Turnaround starts with a snappy percussion lick and then goes into a spicy guitar melody, full of expression and feeling. Reminds me a little of the George Benson sound. Busy drums throughout and outstanding bass work in the middle!
That Time Of The Year is a soft piano piece with a distorted guitar taking over to enhance the rock feel. More slap bass to keep the groove going and get your head bobbing! Lackner’s bass on this track demonstrates something I love in music: the ability to stay with and feed the other musicians - not play above them. There are times for taking centre stage and times when the song’s the thing. Lackner’s good at knowing the difference.
And speaking of centre stage, Home, the theme song of the album, is a solo bass song that showcases not only Lackner’s talent, but his heartfelt skill at composing. Home defies words in terms of its simple beauty. This is one of those songs that not only tells you how he feels during his reminiscence, but invites you to explore your own feelings about what home means to you. Clearly my fave song of them all.
You Will Be Missed features a thoughtful, melancholy harmonica.

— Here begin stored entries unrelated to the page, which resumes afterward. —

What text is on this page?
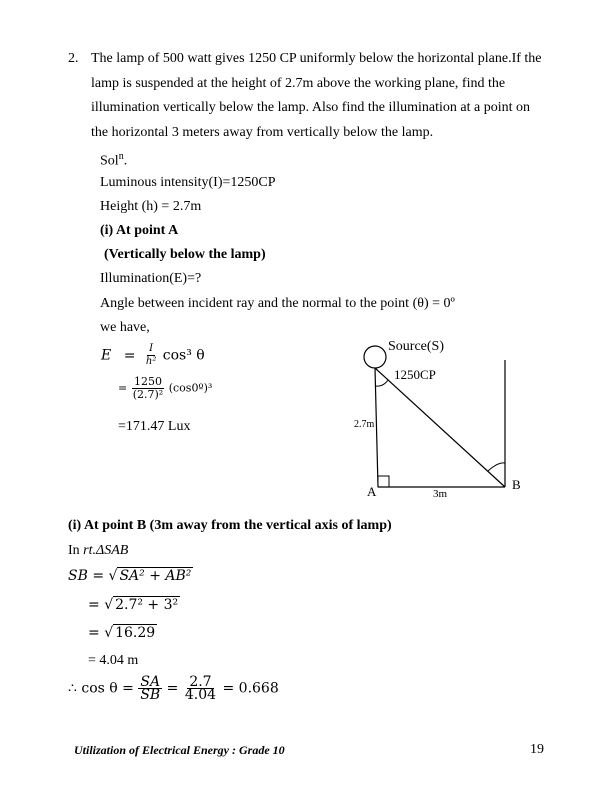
2. The lamp of 500 watt gives 1250 CP uniformly below the horizontal plane.If the
lamp is suspended at the height of 2.7m above the working plane, find the
illumination vertically below the lamp. Also find the illumination at a point on
the horizontal 3 meters away from vertically below the lamp.
Sol$^n$.
Luminous intensity(I)=1250CP
Height (h) = 2.7m
(i) At point A
(Vertically below the lamp)
Illumination(E)=?
Angle between incident ray and the normal to the point (θ) = 0º
we have,
$E = \frac{I}{\text{h²}} \cos^3$ θ
= $\frac{1250}{\text{(2.7)²}}$ (cos0º)³
=171.47 Lux
Source(S)
1250CP
2.7m
A	B
3m
(i) At point B (3m away from the vertical axis of lamp)
In rt.ΔSAB
SB = √ SA² + AB²
= √ 2.7² + 3²
= √ 16.29
= 4.04 m
∴ $\cos \theta = \frac{SA}{SB} = \frac{2.7}{4.04} = 0.668$
Utilization of Electrical Energy : Grade 10	19
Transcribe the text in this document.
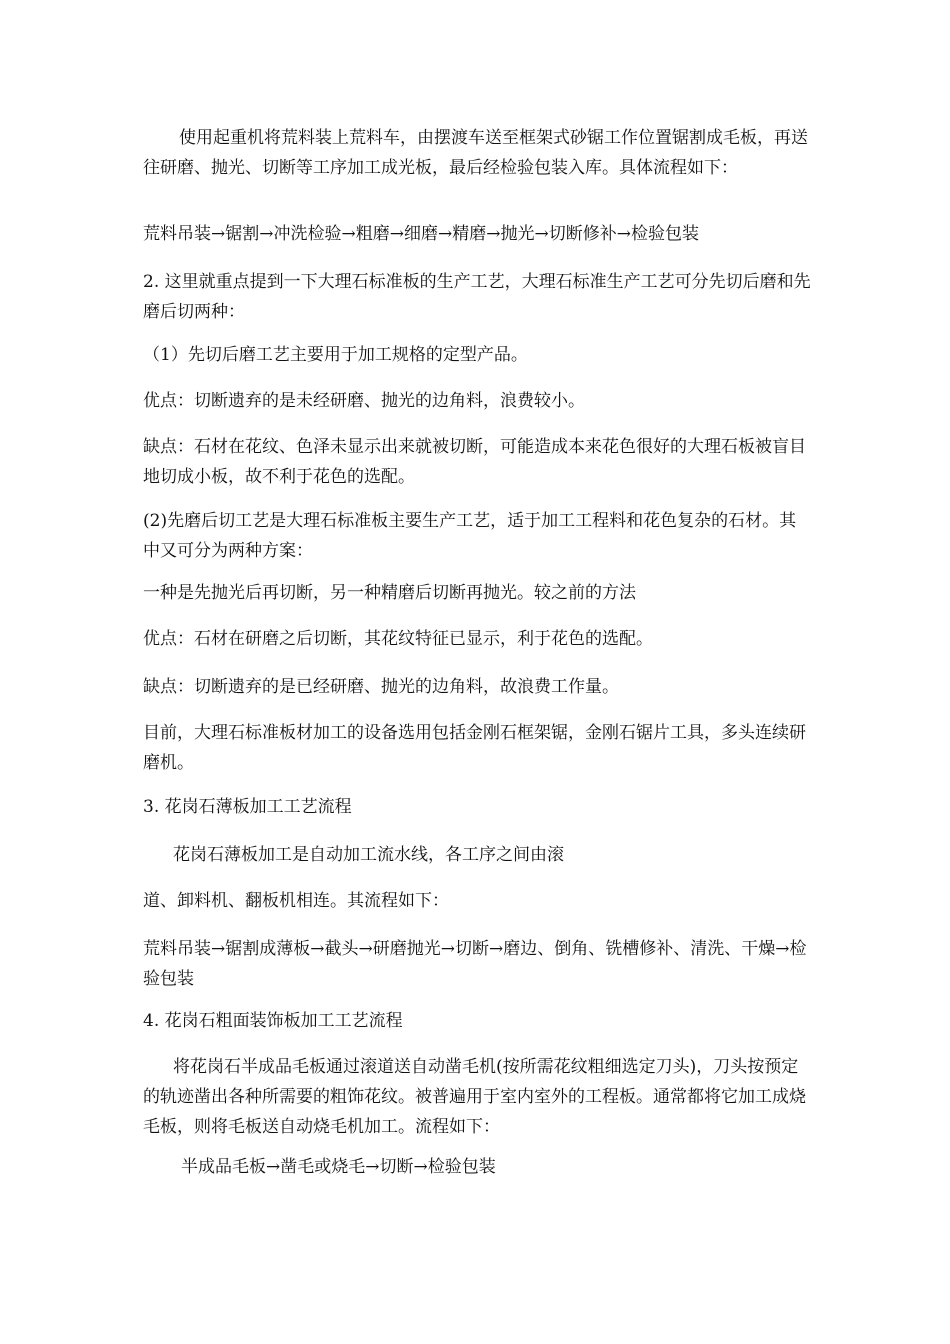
使用起重机将荒料装上荒料车，由摆渡车送至框架式砂锯工作位置锯割成毛板，再送往研磨、抛光、切断等工序加工成光板，最后经检验包装入库。具体流程如下：

荒料吊装→锯割→冲洗检验→粗磨→细磨→精磨→抛光→切断修补→检验包装

2. 这里就重点提到一下大理石标准板的生产工艺，大理石标准生产工艺可分先切后磨和先磨后切两种：

（1）先切后磨工艺主要用于加工规格的定型产品。

优点：切断遗弃的是未经研磨、抛光的边角料，浪费较小。

缺点：石材在花纹、色泽未显示出来就被切断，可能造成本来花色很好的大理石板被盲目地切成小板，故不利于花色的选配。

(2)先磨后切工艺是大理石标准板主要生产工艺，适于加工工程料和花色复杂的石材。其中又可分为两种方案：

一种是先抛光后再切断，另一种精磨后切断再抛光。较之前的方法

优点：石材在研磨之后切断，其花纹特征已显示，利于花色的选配。

缺点：切断遗弃的是已经研磨、抛光的边角料，故浪费工作量。

目前，大理石标准板材加工的设备选用包括金刚石框架锯，金刚石锯片工具，多头连续研磨机。

3. 花岗石薄板加工工艺流程

花岗石薄板加工是自动加工流水线，各工序之间由滚

道、卸料机、翻板机相连。其流程如下：

荒料吊装→锯割成薄板→截头→研磨抛光→切断→磨边、倒角、铣槽修补、清洗、干燥→检验包装

4. 花岗石粗面装饰板加工工艺流程

将花岗石半成品毛板通过滚道送自动凿毛机(按所需花纹粗细选定刀头)，刀头按预定的轨迹凿出各种所需要的粗饰花纹。被普遍用于室内室外的工程板。通常都将它加工成烧毛板，则将毛板送自动烧毛机加工。流程如下：

半成品毛板→凿毛或烧毛→切断→检验包装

Behind it, the strong fusion drumming adds tension. The title of the song suggests that the tension is there to remind us of the difficulty of loss. Great moody piano, and underneath it all, the dark rumble of the bass. Lackner finishes the song with some impressive finger work. I love the way he ends a lot of these songs. The musicians just seem to walk out the door while playing. Bye, now. Thanks for stopping by!
European Summer goes back to the sax voice and leads into some crazy good blends with the guitar. I’m still trying to work out all the voices in this one. Very detailed and complex. The drums are a special treat altogether, and the bassline is outrageously infectious. With Home being my fave song, this one comes in at number two, mostly because it challenges my ear.
Two Flies With One Hit is all about the guitars. Bass and lead together, friends ’til the end! Raunchy song - more rock than fusion, but should I ever forget the genre, the drums and piano are there to remind me. The sax takes over for a talkative solo, then back to the guitars. As the song flourishes, the instruments all come together in a spectacular union! Magnificent!
The album closes with Reprise. Piano and drums work together as the canvas. Guitars and bass the paint! There’s also some great lapsteel work in this song. Great ending to the theme of home.
Only two songs on this album are shorter than five minutes, so you can expect each of the others to be a rich exploration of Lackner’s gift, as musician and composer.
Thanks for the great dinner, Bernie! You’re some kind of cook, for sure!